DMs are Wizards... of Oz.

It's fine to care about versimilitude as a player but DMs are already looking at backstage, I don't understand why they should care about versimilitude further than how they present it to the players to percieve. It's like being a director on the Muppet Show and being mad you can see Kermit's pupeteer when you should be worried if he appears on camera or not.
 


Maxperson

Morkus from Orkus
It is more interesting IMO. I just don't find a list of spells I will not use interesting.

He has all the spells I want him to have.
The reason I give my spellcasters the full complement of spells is for the same reason I memorize all my PC spellcaster spells carefully. Because I want to maximize my chances of having something useful to do in unknown future situations.

If the PCs do something unexpected or outside of the narrow spells shown in the OP, I'm put in a bad position. I know that Vecna would have many more spells than he is given, so what do I do?

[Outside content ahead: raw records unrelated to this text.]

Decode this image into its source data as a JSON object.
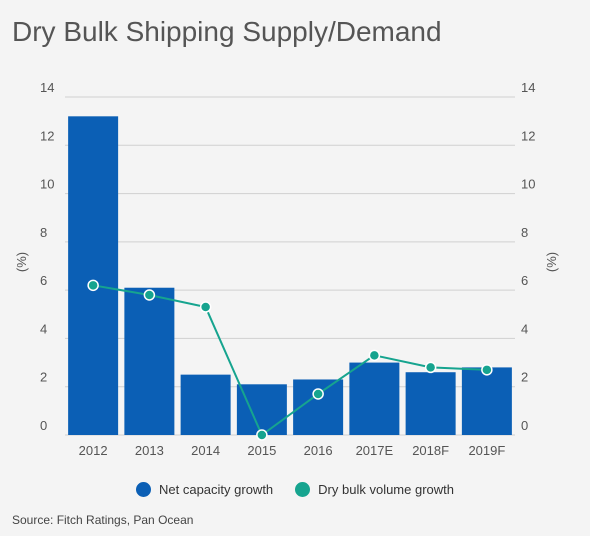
{
  "title": "Dry Bulk Shipping Supply/Demand",
  "source": "Source: Fitch Ratings, Pan Ocean",
  "colors": {
    "bar": "#0b5fb5",
    "line": "#16a48f",
    "grid": "#d0d0d0"
  },
  "chart_data": {
    "type": "bar",
    "categories": [
      "2012",
      "2013",
      "2014",
      "2015",
      "2016",
      "2017E",
      "2018F",
      "2019F"
    ],
    "series": [
      {
        "name": "Net capacity growth",
        "type": "bar",
        "axis": "left",
        "values": [
          13.2,
          6.1,
          2.5,
          2.1,
          2.3,
          3.0,
          2.6,
          2.8
        ]
      },
      {
        "name": "Dry bulk volume growth",
        "type": "line",
        "axis": "right",
        "values": [
          6.2,
          5.8,
          5.3,
          0.0,
          1.7,
          3.3,
          2.8,
          2.7
        ]
      }
    ],
    "ylabel_left": "(%)",
    "ylabel_right": "(%)",
    "ylim": [
      0,
      14
    ],
    "yticks": [
      "0",
      "2",
      "4",
      "6",
      "8",
      "10",
      "12",
      "14"
    ],
    "grid": true,
    "legend_position": "bottom"
  }
}
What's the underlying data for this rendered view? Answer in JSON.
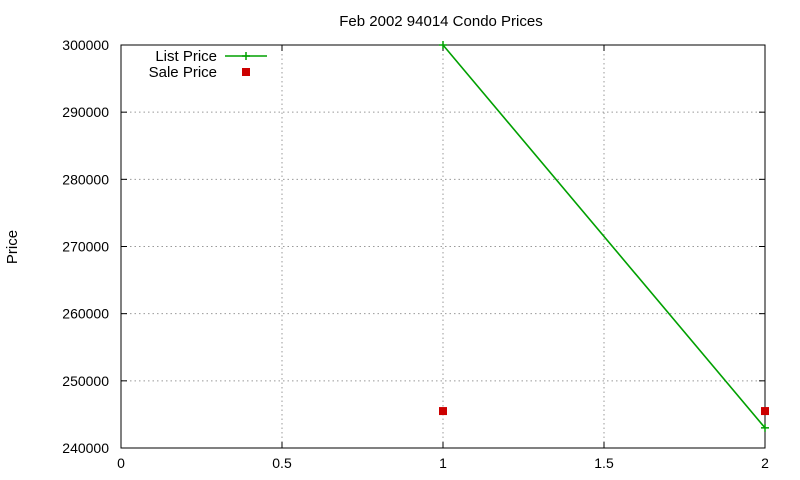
{
  "chart_data": {
    "type": "line",
    "title": "Feb 2002 94014 Condo Prices",
    "xlabel": "",
    "ylabel": "Price",
    "xlim": [
      0,
      2
    ],
    "ylim": [
      240000,
      300000
    ],
    "x_ticks": [
      0,
      0.5,
      1,
      1.5,
      2
    ],
    "x_tick_labels": [
      "0",
      "0.5",
      "1",
      "1.5",
      "2"
    ],
    "y_ticks": [
      240000,
      250000,
      260000,
      270000,
      280000,
      290000,
      300000
    ],
    "y_tick_labels": [
      "240000",
      "250000",
      "260000",
      "270000",
      "280000",
      "290000",
      "300000"
    ],
    "grid": true,
    "legend_position": "top-left",
    "series": [
      {
        "name": "List Price",
        "style": "linespoints",
        "marker": "plus",
        "color": "#00a000",
        "x": [
          1,
          2
        ],
        "y": [
          300000,
          243000
        ]
      },
      {
        "name": "Sale Price",
        "style": "points",
        "marker": "square",
        "color": "#cc0000",
        "x": [
          1,
          2
        ],
        "y": [
          245500,
          245500
        ]
      }
    ]
  }
}
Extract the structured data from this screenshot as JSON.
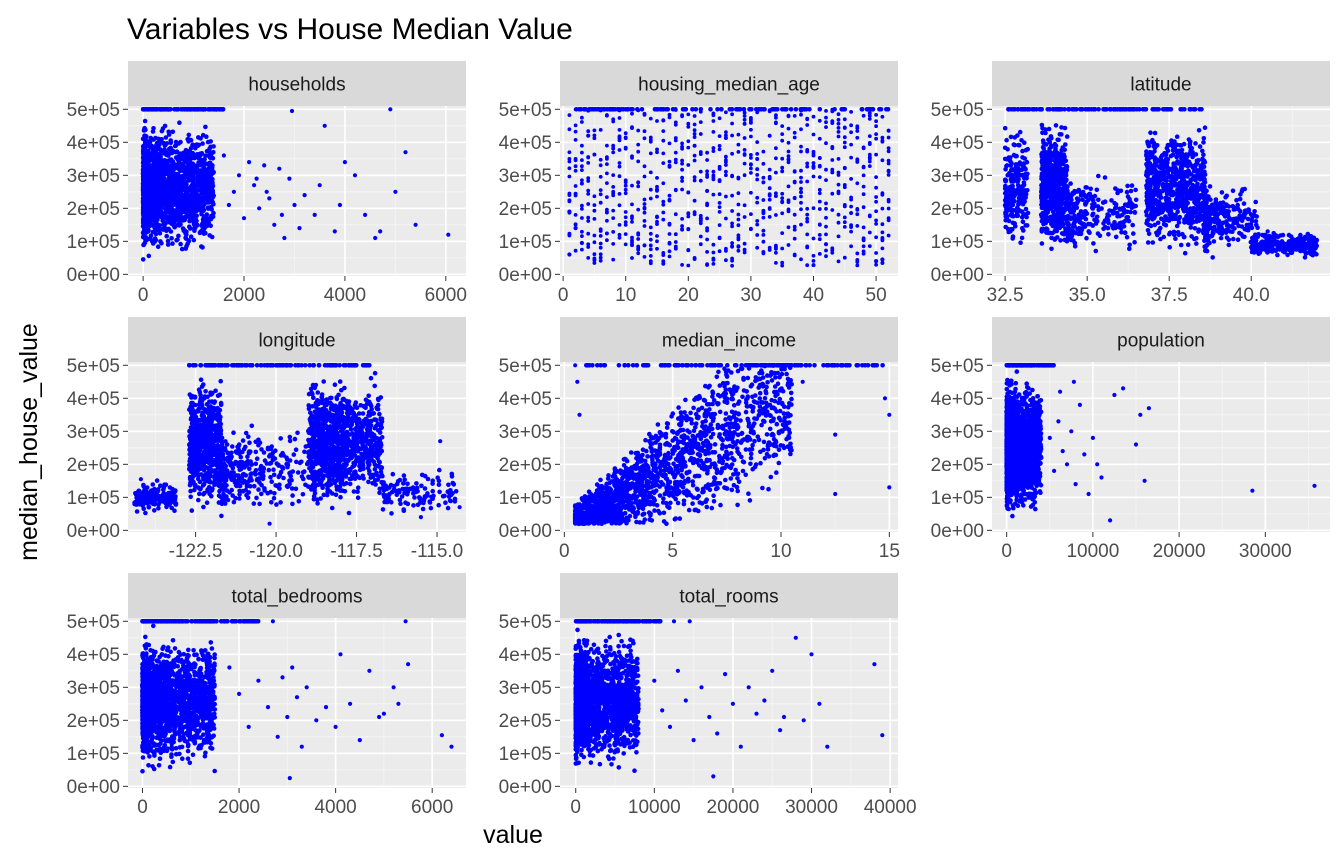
{
  "chart_data": {
    "type": "scatter",
    "title": "Variables vs House Median Value",
    "xlabel": "value",
    "ylabel": "median_house_value",
    "point_color": "#0000ff",
    "panel_background": "#ebebeb",
    "strip_background": "#d9d9d9",
    "grid": true,
    "y_tick_labels": [
      "0e+00",
      "1e+05",
      "2e+05",
      "3e+05",
      "4e+05",
      "5e+05"
    ],
    "y_ticks": [
      0,
      100000,
      200000,
      300000,
      400000,
      500000
    ],
    "ylim": [
      -5000,
      510000
    ],
    "facets": [
      {
        "name": "households",
        "xlim": [
          -300,
          6400
        ],
        "x_ticks": [
          0,
          2000,
          4000,
          6000
        ],
        "x_tick_labels": [
          "0",
          "2000",
          "4000",
          "6000"
        ],
        "clusters": [
          {
            "x": [
              0,
              1400
            ],
            "y": [
              15000,
              500000
            ],
            "n": 650,
            "k": 1.7,
            "m": 3
          }
        ],
        "cap": [
          0,
          1600
        ],
        "outliers": [
          [
            1600,
            360000
          ],
          [
            1700,
            210000
          ],
          [
            1800,
            250000
          ],
          [
            1900,
            300000
          ],
          [
            2000,
            170000
          ],
          [
            2100,
            340000
          ],
          [
            2200,
            270000
          ],
          [
            2300,
            200000
          ],
          [
            2400,
            330000
          ],
          [
            2500,
            230000
          ],
          [
            2600,
            150000
          ],
          [
            2700,
            320000
          ],
          [
            2800,
            110000
          ],
          [
            2900,
            290000
          ],
          [
            3000,
            210000
          ],
          [
            3200,
            240000
          ],
          [
            3400,
            180000
          ],
          [
            3500,
            270000
          ],
          [
            3600,
            450000
          ],
          [
            3800,
            130000
          ],
          [
            3900,
            210000
          ],
          [
            4000,
            340000
          ],
          [
            4200,
            300000
          ],
          [
            4400,
            180000
          ],
          [
            4600,
            110000
          ],
          [
            4700,
            130000
          ],
          [
            4900,
            500000
          ],
          [
            5000,
            250000
          ],
          [
            5200,
            370000
          ],
          [
            5400,
            150000
          ],
          [
            6050,
            120000
          ],
          [
            2450,
            250000
          ],
          [
            2250,
            290000
          ],
          [
            2750,
            180000
          ],
          [
            3100,
            140000
          ],
          [
            2950,
            495000
          ]
        ]
      },
      {
        "name": "housing_median_age",
        "xlim": [
          -0.5,
          53.5
        ],
        "x_ticks": [
          0,
          10,
          20,
          30,
          40,
          50
        ],
        "x_tick_labels": [
          "0",
          "10",
          "20",
          "30",
          "40",
          "50"
        ],
        "columns": {
          "from": 1,
          "to": 52,
          "y": [
            25000,
            500000
          ],
          "per": 16
        },
        "cap": [
          2,
          52
        ],
        "outliers": [
          [
            1,
            190000
          ],
          [
            1,
            60000
          ],
          [
            2,
            140000
          ],
          [
            3,
            95000
          ],
          [
            4,
            420000
          ],
          [
            50,
            40000
          ],
          [
            51,
            45000
          ]
        ]
      },
      {
        "name": "latitude",
        "xlim": [
          32.1,
          42.4
        ],
        "x_ticks": [
          32.5,
          35.0,
          37.5,
          40.0
        ],
        "x_tick_labels": [
          "32.5",
          "35.0",
          "37.5",
          "40.0"
        ],
        "clusters": [
          {
            "x": [
              32.5,
              33.2
            ],
            "y": [
              20000,
              500000
            ],
            "n": 120,
            "k": 1.3,
            "m": 2
          },
          {
            "x": [
              33.6,
              34.4
            ],
            "y": [
              30000,
              500000
            ],
            "n": 320,
            "k": 1.0,
            "m": 2
          },
          {
            "x": [
              34.4,
              36.5
            ],
            "y": [
              20000,
              350000
            ],
            "n": 120,
            "k": 1.6,
            "m": 2
          },
          {
            "x": [
              36.8,
              38.6
            ],
            "y": [
              20000,
              500000
            ],
            "n": 380,
            "k": 1.1,
            "m": 2
          },
          {
            "x": [
              38.6,
              40.2
            ],
            "y": [
              30000,
              300000
            ],
            "n": 130,
            "k": 1.8,
            "m": 2
          },
          {
            "x": [
              40.0,
              42.0
            ],
            "y": [
              40000,
              140000
            ],
            "n": 130,
            "k": 1.0,
            "m": 2
          }
        ],
        "cap": [
          32.6,
          38.5
        ],
        "outliers": [
          [
            41.8,
            95000
          ],
          [
            41.5,
            70000
          ],
          [
            40.5,
            130000
          ]
        ]
      },
      {
        "name": "longitude",
        "xlim": [
          -124.6,
          -114.1
        ],
        "x_ticks": [
          -122.5,
          -120.0,
          -117.5,
          -115.0
        ],
        "x_tick_labels": [
          "-122.5",
          "-120.0",
          "-117.5",
          "-115.0"
        ],
        "clusters": [
          {
            "x": [
              -124.4,
              -123.1
            ],
            "y": [
              40000,
              160000
            ],
            "n": 90,
            "k": 1.0,
            "m": 2
          },
          {
            "x": [
              -122.7,
              -121.7
            ],
            "y": [
              20000,
              500000
            ],
            "n": 340,
            "k": 1.0,
            "m": 2
          },
          {
            "x": [
              -121.7,
              -119.0
            ],
            "y": [
              20000,
              350000
            ],
            "n": 160,
            "k": 1.7,
            "m": 2
          },
          {
            "x": [
              -119.0,
              -117.9
            ],
            "y": [
              30000,
              500000
            ],
            "n": 330,
            "k": 1.0,
            "m": 2
          },
          {
            "x": [
              -117.9,
              -116.7
            ],
            "y": [
              30000,
              500000
            ],
            "n": 200,
            "k": 1.2,
            "m": 2
          },
          {
            "x": [
              -116.7,
              -114.4
            ],
            "y": [
              30000,
              200000
            ],
            "n": 60,
            "k": 1.3,
            "m": 2
          }
        ],
        "cap": [
          -122.7,
          -117.1
        ],
        "outliers": [
          [
            -124.2,
            155000
          ],
          [
            -114.6,
            90000
          ],
          [
            -114.3,
            70000
          ],
          [
            -114.9,
            270000
          ],
          [
            -115.5,
            40000
          ],
          [
            -120.2,
            20000
          ]
        ]
      },
      {
        "name": "median_income",
        "xlim": [
          -0.2,
          15.4
        ],
        "x_ticks": [
          0,
          5,
          10,
          15
        ],
        "x_tick_labels": [
          "0",
          "5",
          "10",
          "15"
        ],
        "band": {
          "n": 950
        },
        "cap": [
          1,
          15
        ],
        "outliers": [
          [
            0.5,
            500000
          ],
          [
            0.7,
            350000
          ],
          [
            0.6,
            450000
          ],
          [
            12.5,
            290000
          ],
          [
            12.5,
            110000
          ],
          [
            15,
            130000
          ],
          [
            14.8,
            400000
          ],
          [
            15,
            350000
          ],
          [
            13.5,
            500000
          ],
          [
            11,
            450000
          ]
        ]
      },
      {
        "name": "population",
        "xlim": [
          -1700,
          37500
        ],
        "x_ticks": [
          0,
          10000,
          20000,
          30000
        ],
        "x_tick_labels": [
          "0",
          "10000",
          "20000",
          "30000"
        ],
        "clusters": [
          {
            "x": [
              0,
              4000
            ],
            "y": [
              15000,
              500000
            ],
            "n": 650,
            "k": 1.8,
            "m": 3
          }
        ],
        "cap": [
          0,
          5500
        ],
        "outliers": [
          [
            5000,
            280000
          ],
          [
            5500,
            180000
          ],
          [
            6000,
            330000
          ],
          [
            6500,
            240000
          ],
          [
            7000,
            200000
          ],
          [
            7500,
            300000
          ],
          [
            8000,
            140000
          ],
          [
            8500,
            380000
          ],
          [
            9000,
            230000
          ],
          [
            9500,
            110000
          ],
          [
            10000,
            280000
          ],
          [
            10500,
            200000
          ],
          [
            11000,
            160000
          ],
          [
            12000,
            30000
          ],
          [
            12500,
            410000
          ],
          [
            13500,
            430000
          ],
          [
            15000,
            260000
          ],
          [
            15500,
            350000
          ],
          [
            16000,
            150000
          ],
          [
            16500,
            370000
          ],
          [
            28500,
            120000
          ],
          [
            35700,
            135000
          ],
          [
            6200,
            420000
          ],
          [
            7800,
            450000
          ]
        ]
      },
      {
        "name": "total_bedrooms",
        "xlim": [
          -300,
          6700
        ],
        "x_ticks": [
          0,
          2000,
          4000,
          6000
        ],
        "x_tick_labels": [
          "0",
          "2000",
          "4000",
          "6000"
        ],
        "clusters": [
          {
            "x": [
              0,
              1500
            ],
            "y": [
              15000,
              500000
            ],
            "n": 650,
            "k": 1.7,
            "m": 3
          }
        ],
        "cap": [
          0,
          2400
        ],
        "outliers": [
          [
            1800,
            360000
          ],
          [
            2000,
            280000
          ],
          [
            2200,
            180000
          ],
          [
            2400,
            320000
          ],
          [
            2600,
            240000
          ],
          [
            2800,
            150000
          ],
          [
            3000,
            210000
          ],
          [
            3100,
            360000
          ],
          [
            3200,
            270000
          ],
          [
            3300,
            120000
          ],
          [
            3400,
            300000
          ],
          [
            3600,
            200000
          ],
          [
            3800,
            240000
          ],
          [
            4000,
            180000
          ],
          [
            4100,
            400000
          ],
          [
            4300,
            250000
          ],
          [
            4500,
            140000
          ],
          [
            4700,
            350000
          ],
          [
            4900,
            210000
          ],
          [
            5000,
            220000
          ],
          [
            5200,
            300000
          ],
          [
            5300,
            250000
          ],
          [
            5450,
            500000
          ],
          [
            5500,
            370000
          ],
          [
            6200,
            155000
          ],
          [
            6400,
            120000
          ],
          [
            2700,
            500000
          ],
          [
            3050,
            25000
          ],
          [
            2900,
            330000
          ]
        ]
      },
      {
        "name": "total_rooms",
        "xlim": [
          -2000,
          41000
        ],
        "x_ticks": [
          0,
          10000,
          20000,
          30000,
          40000
        ],
        "x_tick_labels": [
          "0",
          "10000",
          "20000",
          "30000",
          "40000"
        ],
        "clusters": [
          {
            "x": [
              0,
              8000
            ],
            "y": [
              15000,
              500000
            ],
            "n": 650,
            "k": 1.8,
            "m": 3
          }
        ],
        "cap": [
          0,
          11000
        ],
        "outliers": [
          [
            10000,
            320000
          ],
          [
            11000,
            230000
          ],
          [
            12000,
            180000
          ],
          [
            13000,
            350000
          ],
          [
            14000,
            260000
          ],
          [
            15000,
            140000
          ],
          [
            16000,
            300000
          ],
          [
            17000,
            210000
          ],
          [
            18000,
            160000
          ],
          [
            19000,
            340000
          ],
          [
            20000,
            250000
          ],
          [
            21000,
            120000
          ],
          [
            22000,
            300000
          ],
          [
            23000,
            220000
          ],
          [
            24000,
            260000
          ],
          [
            25000,
            350000
          ],
          [
            26000,
            170000
          ],
          [
            28000,
            450000
          ],
          [
            29000,
            200000
          ],
          [
            30000,
            400000
          ],
          [
            31000,
            250000
          ],
          [
            32000,
            120000
          ],
          [
            38000,
            370000
          ],
          [
            39000,
            155000
          ],
          [
            12500,
            500000
          ],
          [
            14500,
            500000
          ],
          [
            17500,
            30000
          ],
          [
            26500,
            210000
          ]
        ]
      }
    ]
  }
}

If I just give him the spell needed, then it just feels wrong to me because he didn't have that spell in advance, so it feels to me like I'm giving him what he needs to get out of jail free. On the flip side, he's a freaking spellcasting genius and would have a myriad of spells to get out of bad situations, so if I don't give it to him, I feel like I'm shortchanging him.

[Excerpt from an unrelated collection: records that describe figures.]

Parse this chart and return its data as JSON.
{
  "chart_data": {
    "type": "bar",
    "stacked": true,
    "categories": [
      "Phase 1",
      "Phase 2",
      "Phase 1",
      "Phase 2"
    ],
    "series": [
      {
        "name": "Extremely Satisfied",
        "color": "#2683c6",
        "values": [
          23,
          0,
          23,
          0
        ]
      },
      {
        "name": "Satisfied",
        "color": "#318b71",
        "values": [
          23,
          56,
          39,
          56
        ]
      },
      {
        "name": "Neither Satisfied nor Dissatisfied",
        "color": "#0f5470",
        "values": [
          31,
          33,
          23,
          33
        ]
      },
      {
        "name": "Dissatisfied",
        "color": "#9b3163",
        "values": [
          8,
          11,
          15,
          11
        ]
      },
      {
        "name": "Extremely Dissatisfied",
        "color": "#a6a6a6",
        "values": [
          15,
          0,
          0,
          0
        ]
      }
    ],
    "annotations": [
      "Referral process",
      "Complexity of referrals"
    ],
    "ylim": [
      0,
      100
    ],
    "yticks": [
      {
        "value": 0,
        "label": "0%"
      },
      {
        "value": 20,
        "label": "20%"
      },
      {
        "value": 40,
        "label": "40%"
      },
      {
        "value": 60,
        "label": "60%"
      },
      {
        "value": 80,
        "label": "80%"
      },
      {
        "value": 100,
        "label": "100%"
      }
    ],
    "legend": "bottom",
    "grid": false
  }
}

I don't want to be placed in a position where both giving him the spell he needs and not giving him the spell he needs feels wrong. If I give him a full list, then if he has the spell I can use it with a free conscience. And if he doesn't have the spell, I don't feel bad about leaving him in the bad situation. It's a lot more work and most of the spells won't be used, but it's worth the effort to me to not be placed in a lose/lose situation.
 

Maxperson

Morkus from Orkus
I will because I am human and make mistakes. If I can correct those I will. Like I said, it is something I very rarely do. I don't think the PCs should suffer for a mistake I (the DM) make.

I am also against absolutes in general when it comes to a game.
Yep. I always correct my serious mistakes.